L’agence américaine du commerce extérieur (USTR) a explicitement désigné le règlement de l’UE sur la chaîne d’approvisionnement sans déforestation (EUDR) et le mécanisme d’ajustement commercial (CBAM) comme l’une des mesures de l’UE qui doivent être abolies. Elle déclare que « Le règlement de l’UE sur la chaîne d’approvisionnement sans déforestation (EUDR) interdit l’importation de sept produits, dont le bétail, le cacao, le caoutchouc et le bois, à moins que les exportateurs ne se conforment à un certain nombre d’exigences de conformité difficiles, notamment en matière de diligence raisonnable et de données de géolocalisation. On estime que l’EUDR pourrait avoir un impact de 8,6 milliards de dollars par an sur les exportations agricoles et industrielles américaines. »
Peter Navarro, grand militant des droits de douane
Peter Navarro, conseiller commercial de Trump, a également souligné que les États-Unis souhaitaient réellement que leurs partenaires commerciaux suppriment les barrières non tarifaires. Il a déclaré : « Prenons l’exemple du Vietnam. S’ils viennent nous voir et nous disent qu’ils vont supprimer les droits de douane, cela ne signifie rien pour nous, car ce sont les barrières non tarifaires qui comptent. »
Comme Trump, Navarro est un grand partisan des droits de douane. Cependant, les théories sur la façon dont ces droits pourraient attirer l’industrie aux États-Unis sont peu fondées. Malgré le fait que les États-Unis aient perdu 5 millions d’emplois industriels depuis 1990, il y a eu 11,8 millions de nouveaux emplois dans les services professionnels et commerciaux et 3,3 millions dans les transports et la logistique. Il est vrai que la désindustrialisation est un problème majeur pour l’Occident, mais cela tient davantage à un climat des affaires de plus en plus hostile qu’à un manque de bureaucratie et de fiscalité pour faire des affaires à l’international.

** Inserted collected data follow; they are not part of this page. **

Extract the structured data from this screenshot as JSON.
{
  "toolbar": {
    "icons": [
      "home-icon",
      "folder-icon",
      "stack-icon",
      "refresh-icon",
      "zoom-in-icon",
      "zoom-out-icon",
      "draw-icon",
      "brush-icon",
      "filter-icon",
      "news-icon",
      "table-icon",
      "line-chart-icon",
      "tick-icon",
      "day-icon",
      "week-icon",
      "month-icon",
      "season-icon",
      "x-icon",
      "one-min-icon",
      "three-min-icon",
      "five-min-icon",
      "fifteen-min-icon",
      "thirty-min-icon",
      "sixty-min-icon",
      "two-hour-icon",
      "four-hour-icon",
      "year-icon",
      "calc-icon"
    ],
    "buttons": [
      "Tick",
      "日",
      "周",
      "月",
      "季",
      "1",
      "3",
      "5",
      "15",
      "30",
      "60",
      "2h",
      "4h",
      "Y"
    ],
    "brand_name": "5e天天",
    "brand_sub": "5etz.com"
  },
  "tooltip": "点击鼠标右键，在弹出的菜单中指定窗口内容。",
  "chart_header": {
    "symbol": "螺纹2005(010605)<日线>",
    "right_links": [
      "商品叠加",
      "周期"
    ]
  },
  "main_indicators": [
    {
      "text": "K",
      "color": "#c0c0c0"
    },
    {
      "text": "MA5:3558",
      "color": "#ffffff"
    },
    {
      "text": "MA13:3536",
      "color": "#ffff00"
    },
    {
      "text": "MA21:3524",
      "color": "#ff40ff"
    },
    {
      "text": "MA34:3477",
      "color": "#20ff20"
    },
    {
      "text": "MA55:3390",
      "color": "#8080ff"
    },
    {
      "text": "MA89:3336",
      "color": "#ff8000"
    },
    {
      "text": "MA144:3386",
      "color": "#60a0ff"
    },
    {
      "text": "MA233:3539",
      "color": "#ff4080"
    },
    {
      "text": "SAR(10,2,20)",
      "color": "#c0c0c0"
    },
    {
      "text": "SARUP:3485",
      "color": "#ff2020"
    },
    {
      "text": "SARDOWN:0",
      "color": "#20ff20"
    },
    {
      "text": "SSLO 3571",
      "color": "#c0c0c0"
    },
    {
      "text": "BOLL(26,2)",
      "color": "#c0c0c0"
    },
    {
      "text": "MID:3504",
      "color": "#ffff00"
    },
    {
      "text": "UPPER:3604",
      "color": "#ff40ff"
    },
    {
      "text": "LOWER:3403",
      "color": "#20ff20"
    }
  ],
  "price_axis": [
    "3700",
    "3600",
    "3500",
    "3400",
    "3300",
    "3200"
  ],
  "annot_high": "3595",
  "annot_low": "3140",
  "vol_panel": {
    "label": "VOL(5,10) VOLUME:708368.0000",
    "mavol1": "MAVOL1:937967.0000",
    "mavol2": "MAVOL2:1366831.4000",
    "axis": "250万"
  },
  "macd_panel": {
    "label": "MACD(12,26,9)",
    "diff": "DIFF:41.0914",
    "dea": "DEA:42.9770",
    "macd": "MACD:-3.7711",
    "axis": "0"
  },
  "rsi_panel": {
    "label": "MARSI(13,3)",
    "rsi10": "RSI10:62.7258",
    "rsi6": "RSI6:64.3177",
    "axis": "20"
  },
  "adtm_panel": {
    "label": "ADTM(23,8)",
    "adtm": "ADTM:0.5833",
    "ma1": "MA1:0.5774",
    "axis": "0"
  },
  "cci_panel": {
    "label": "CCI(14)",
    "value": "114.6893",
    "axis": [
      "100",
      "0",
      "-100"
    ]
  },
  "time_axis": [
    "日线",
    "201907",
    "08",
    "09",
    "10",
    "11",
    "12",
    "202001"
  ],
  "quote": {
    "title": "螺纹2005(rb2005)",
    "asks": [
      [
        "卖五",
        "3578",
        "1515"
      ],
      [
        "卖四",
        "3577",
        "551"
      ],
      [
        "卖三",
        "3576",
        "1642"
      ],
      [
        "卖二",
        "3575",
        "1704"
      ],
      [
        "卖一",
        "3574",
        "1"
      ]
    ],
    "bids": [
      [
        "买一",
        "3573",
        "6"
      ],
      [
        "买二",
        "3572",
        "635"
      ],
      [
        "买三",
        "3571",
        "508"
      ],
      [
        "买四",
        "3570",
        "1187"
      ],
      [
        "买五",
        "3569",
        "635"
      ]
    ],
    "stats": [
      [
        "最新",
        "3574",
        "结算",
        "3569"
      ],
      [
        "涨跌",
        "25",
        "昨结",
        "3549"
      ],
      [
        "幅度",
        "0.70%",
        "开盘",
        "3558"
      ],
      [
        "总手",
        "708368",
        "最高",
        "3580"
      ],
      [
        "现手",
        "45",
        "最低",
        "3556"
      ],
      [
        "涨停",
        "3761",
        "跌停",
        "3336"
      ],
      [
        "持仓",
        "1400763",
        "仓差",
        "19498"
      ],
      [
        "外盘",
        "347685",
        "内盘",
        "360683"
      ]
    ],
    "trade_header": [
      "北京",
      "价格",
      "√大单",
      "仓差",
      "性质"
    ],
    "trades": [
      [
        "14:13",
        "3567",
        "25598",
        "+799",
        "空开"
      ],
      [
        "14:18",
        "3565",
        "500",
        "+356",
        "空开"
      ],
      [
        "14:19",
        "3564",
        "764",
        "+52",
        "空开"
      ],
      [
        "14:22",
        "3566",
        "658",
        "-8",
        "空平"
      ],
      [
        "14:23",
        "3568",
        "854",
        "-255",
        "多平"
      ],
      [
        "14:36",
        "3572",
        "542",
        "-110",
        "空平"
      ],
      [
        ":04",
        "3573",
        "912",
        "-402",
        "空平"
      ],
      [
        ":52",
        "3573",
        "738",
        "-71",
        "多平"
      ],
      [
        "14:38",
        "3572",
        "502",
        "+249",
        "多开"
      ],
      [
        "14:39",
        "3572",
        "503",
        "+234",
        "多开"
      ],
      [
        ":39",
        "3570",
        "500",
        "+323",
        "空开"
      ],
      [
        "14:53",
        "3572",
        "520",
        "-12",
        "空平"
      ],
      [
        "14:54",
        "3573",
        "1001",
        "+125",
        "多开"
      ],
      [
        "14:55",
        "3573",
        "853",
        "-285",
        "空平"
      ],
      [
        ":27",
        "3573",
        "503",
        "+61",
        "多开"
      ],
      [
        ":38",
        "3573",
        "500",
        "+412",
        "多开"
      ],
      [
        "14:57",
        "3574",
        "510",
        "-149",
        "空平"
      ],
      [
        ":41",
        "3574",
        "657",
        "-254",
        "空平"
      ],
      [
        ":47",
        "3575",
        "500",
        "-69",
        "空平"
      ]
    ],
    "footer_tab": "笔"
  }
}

En tout cas, les pays européens feraient bien de garder la tête froide. Donald Trump donne un coup de fouet au protectionnisme dans le monde entier, mais ce que l’on sait moins, c’est que l’UE a également joué un rôle néfaste dans ce domaine ces dernières années avec son propre fouillis réglementaire vert. Ironiquement, l’UE peut maintenant compenser en partie cela grâce à Trump.